In case of illness, the first step would be to call your health centre (terveysasema) and make an appointment with a general practitioner or nurse -- sometimes when there’s a lot of people waiting, you will end up seeing a nurse first anyway, so that they can assess whether you actually need a GP or not. Your GP will then refer you to a specialist, if you need one, although you’ll probably need to go to a hospital to see them as not all health centres have in-house specialists. Health centres are usually open from 8 am to 4 pm on weekdays. In order to make an appointment you are advised call them in the morning, as soon as they open. If it’s not an emergency, your appointment could be in a couple of weeks time -- but bear in mind that you need to be there on time and call a day in advance if you wish to cancel, otherwise you will be charged a non-attendance fee. If you have an emergency while the health centre is closed, you can go to an emergency clinic (päivystys).

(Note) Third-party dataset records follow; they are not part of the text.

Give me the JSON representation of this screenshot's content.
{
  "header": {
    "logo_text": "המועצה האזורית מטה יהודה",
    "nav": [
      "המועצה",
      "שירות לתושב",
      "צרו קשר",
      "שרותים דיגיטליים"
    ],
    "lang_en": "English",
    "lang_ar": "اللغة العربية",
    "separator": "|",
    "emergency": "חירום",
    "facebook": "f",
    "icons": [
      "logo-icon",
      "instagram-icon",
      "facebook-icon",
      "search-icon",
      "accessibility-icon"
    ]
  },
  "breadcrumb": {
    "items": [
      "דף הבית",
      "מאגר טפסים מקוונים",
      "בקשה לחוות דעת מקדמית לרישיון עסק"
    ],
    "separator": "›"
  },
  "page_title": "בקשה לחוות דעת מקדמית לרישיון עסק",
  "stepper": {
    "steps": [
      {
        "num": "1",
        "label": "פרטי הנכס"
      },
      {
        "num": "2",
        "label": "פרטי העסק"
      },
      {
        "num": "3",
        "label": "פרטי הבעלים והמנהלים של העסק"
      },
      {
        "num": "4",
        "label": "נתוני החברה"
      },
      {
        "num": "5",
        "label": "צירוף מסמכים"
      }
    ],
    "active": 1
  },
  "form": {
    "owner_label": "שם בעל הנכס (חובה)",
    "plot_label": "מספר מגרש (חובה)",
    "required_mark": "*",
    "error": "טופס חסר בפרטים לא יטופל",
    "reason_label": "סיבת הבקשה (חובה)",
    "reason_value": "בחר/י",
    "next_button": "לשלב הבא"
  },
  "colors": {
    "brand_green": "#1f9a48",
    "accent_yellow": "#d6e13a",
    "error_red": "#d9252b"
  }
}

Are you entitled to healthcare in Finland?

As mentioned above, Finland’s health system is municipal, so to access it you need a 'right to a municipality of residence' (kotikunta) in Finland. That mostly depends on your country of origin, your reason for coming to Finland, and whether you’re moving here permanently or staying temporarily. All permanent residents of Finland are issued a Kela card, which is a personal health insurance card allowing them to access the healthcare system (Kela is the Social Insurance Institution of Finland).

If you are a Nordic citizen, who is covered by health insurance in another Nordic country, you are entitled to receive care under the same terms and pay the same amount for the services as Finns do. All you need is your ID card. Same goes if you have health insurance in another EU member state, EEA member state or Switzerland. You can use that card to access public healthcare services (or receive treatment if you have an accident/ a long-term illness/ you’re pregnant or delivering a child), whereas, for private healthcare services, your Kela card may reimburse some of the expenses.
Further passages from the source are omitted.